15. Mai 2009: Medien-Direktor Norman Seidler qualmt der Kopf: Zum letzten Spieltag haben sich Dutzende TV-Teams aus England, Italien und Spanien angemeldet. MDF 1 (mit MDR-Mann Eik Galley als ausgeliehenen Live-Reporter) überträgt acht Stunden am Stück aus der seit Wochen ausverkauften „Abendfriede“-Arena.

20. Mai 2019: Ausnahmezustand im Fußball-Osten! Dem FCM gelingt mit einem erneuten Durchmarsch der Aufstieg in die 1. Bundesliga. Christian Beck verwandelt in der entscheidenden Partie gegen den 1. FC Köln einen Elfmeter (Torwarttrainer Matthias Tischer hatte ihm zuvor einen gut leserlichen Zettel zugesteckt, der später streng bewacht im Kulturhistorischen Museum aufbewahrt wird) und trifft in der Nachspielzeit aus 35 Metern mit einem Fallrückzieher zum 2:0 in den Winkel.

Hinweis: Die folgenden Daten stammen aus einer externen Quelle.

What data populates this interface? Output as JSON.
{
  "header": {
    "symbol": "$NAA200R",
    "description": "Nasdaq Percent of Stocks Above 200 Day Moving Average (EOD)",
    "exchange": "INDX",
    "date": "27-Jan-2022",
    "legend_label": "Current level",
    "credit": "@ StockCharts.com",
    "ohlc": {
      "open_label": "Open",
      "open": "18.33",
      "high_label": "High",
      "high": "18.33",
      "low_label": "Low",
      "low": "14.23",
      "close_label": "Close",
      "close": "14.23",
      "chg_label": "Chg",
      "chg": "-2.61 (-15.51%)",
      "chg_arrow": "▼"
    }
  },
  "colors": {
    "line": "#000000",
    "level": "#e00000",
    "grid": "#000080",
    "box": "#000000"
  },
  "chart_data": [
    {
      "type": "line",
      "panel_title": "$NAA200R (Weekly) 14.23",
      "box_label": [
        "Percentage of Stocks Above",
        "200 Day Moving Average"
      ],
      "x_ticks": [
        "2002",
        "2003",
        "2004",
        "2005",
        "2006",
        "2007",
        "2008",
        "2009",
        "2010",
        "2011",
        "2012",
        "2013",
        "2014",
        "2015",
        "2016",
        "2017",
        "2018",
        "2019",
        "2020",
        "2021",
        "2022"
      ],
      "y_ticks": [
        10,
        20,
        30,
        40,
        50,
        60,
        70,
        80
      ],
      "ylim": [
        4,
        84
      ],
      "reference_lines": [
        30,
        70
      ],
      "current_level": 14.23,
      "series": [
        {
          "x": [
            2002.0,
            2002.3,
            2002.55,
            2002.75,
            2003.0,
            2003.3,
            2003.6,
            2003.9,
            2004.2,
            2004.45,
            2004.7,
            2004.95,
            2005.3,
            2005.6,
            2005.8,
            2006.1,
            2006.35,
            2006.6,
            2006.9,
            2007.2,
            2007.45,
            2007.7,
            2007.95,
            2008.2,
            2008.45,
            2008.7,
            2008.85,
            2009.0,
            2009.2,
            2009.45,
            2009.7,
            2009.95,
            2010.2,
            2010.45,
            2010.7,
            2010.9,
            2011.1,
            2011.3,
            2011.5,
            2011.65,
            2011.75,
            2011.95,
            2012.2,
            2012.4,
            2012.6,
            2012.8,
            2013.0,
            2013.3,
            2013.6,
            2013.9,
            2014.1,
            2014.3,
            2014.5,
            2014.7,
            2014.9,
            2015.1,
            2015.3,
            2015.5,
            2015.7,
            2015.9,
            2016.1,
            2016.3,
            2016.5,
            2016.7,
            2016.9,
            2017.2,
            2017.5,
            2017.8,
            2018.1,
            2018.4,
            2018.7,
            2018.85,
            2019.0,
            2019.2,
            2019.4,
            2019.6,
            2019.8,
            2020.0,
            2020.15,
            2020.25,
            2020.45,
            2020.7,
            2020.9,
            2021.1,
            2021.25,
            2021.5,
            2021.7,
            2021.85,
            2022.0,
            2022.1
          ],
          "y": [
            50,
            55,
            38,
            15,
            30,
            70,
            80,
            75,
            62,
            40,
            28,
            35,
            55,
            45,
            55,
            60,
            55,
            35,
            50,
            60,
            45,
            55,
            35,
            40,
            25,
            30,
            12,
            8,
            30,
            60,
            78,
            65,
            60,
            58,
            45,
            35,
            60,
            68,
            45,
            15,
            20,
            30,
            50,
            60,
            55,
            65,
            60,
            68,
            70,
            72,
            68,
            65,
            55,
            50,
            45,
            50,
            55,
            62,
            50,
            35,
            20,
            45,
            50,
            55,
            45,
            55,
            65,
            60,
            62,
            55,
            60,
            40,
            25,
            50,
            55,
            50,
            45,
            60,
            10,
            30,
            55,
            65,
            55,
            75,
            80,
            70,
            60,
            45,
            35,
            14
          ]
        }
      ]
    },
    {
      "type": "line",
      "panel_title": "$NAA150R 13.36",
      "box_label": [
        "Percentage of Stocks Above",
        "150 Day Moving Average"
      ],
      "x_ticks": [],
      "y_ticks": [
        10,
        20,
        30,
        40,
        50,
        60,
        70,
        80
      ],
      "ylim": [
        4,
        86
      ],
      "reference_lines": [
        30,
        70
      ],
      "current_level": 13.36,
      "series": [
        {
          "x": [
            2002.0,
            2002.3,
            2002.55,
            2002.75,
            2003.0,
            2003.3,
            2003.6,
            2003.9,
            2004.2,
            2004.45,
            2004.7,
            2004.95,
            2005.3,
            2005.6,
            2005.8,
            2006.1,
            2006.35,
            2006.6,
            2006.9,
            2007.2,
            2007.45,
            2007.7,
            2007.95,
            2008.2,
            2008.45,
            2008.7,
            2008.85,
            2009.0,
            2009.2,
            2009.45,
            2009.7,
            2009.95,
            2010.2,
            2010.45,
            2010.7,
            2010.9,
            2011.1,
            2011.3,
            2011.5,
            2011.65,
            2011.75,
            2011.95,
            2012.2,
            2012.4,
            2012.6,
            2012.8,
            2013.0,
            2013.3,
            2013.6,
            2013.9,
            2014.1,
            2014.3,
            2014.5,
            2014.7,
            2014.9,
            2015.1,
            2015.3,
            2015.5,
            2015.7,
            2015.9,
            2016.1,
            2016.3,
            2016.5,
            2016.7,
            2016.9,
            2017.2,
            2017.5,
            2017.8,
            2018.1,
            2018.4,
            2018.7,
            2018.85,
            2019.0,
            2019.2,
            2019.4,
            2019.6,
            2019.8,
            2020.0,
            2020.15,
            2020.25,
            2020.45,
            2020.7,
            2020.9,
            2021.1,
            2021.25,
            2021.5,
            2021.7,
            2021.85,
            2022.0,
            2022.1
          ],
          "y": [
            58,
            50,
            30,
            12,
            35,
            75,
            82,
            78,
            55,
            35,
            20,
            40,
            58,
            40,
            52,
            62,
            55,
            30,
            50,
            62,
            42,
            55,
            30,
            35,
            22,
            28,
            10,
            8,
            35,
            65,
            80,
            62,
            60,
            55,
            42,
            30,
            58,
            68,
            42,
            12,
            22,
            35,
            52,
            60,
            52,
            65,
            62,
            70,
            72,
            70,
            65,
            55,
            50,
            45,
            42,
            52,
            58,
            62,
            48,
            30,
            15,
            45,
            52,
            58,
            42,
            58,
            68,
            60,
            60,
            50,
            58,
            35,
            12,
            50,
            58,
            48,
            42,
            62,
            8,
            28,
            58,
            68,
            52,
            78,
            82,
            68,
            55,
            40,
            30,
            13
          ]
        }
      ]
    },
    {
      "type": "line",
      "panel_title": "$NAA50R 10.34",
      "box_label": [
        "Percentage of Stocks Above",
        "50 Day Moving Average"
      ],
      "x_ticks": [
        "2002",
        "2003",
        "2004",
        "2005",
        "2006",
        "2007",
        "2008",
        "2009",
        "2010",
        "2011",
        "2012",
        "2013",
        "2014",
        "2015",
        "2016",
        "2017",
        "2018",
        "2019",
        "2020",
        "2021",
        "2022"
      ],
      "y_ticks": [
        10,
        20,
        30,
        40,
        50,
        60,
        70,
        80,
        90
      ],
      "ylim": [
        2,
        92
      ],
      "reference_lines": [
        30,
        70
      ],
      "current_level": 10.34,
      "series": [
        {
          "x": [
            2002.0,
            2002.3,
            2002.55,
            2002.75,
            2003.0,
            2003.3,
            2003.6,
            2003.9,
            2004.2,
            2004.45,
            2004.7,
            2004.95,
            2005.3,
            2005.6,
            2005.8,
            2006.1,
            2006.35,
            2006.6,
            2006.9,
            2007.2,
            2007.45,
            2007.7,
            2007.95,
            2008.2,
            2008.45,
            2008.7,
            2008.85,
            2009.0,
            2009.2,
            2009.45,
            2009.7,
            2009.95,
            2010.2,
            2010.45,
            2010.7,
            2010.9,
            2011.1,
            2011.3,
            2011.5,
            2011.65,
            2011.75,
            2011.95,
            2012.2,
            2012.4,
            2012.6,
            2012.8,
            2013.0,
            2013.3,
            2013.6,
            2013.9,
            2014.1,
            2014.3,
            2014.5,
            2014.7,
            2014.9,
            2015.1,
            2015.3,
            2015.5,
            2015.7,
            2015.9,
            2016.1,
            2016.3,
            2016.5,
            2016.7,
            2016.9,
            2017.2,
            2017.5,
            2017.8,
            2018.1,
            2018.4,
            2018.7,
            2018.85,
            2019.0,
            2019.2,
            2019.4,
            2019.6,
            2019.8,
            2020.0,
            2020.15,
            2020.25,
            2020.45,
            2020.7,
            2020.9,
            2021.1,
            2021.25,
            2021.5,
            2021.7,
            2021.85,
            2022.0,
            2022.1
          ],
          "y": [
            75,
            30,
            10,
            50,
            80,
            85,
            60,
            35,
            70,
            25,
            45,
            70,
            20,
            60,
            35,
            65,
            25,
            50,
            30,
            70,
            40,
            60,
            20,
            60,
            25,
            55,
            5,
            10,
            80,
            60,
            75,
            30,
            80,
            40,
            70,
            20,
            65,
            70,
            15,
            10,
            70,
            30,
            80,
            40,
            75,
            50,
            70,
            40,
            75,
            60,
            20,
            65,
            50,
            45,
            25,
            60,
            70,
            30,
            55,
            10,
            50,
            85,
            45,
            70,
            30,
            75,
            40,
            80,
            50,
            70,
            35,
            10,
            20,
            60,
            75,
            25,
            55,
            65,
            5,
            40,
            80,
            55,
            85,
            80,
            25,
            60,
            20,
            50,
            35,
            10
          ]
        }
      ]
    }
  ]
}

4. Juni 2019: Mario Kallnik dementiert Gerüchte, ihn ziehe es in die Politik. Sein entwaffnendes Argument: „Was soll ich da?“ Er widersteht ebenso millionenschweren  Verlockungen anderer Bundesligisten wie dem AOK Frankfurt/Main.

9. Juni 2019: Scheichs aus dem Morgenland lassen anfragen, ob denn die Logen in der Arena für ihren Hofstaat samt Frauen und Kindern ausgelegt seien; Preise wären absolut kein Thema. Goldene Wasserhähne stellten keine Bedingung da, im Orient wisse man von den Engpässen in einer Mangelwirtschaft. Vorübergehend könne man über Plastehähne aus DDR-Produktion hinwegsehen.

15. Juni 2019: Der FCM muss die bittere Erfahrung machen, dass gerade Erfolgsvereine eine magische Attraktivität für Dilettanten entwickeln. Der Jordanier Hasan Abdullah Mohamed Investor Ismaik (früher 1860 München) lanciert über einen Mittelsmann eine Offerte. Ebenjener „The One and Only“ Ismaik, der von Fußball noch weniger versteht als ein Verandageländer von der Geldanlage in Zero-Bonds.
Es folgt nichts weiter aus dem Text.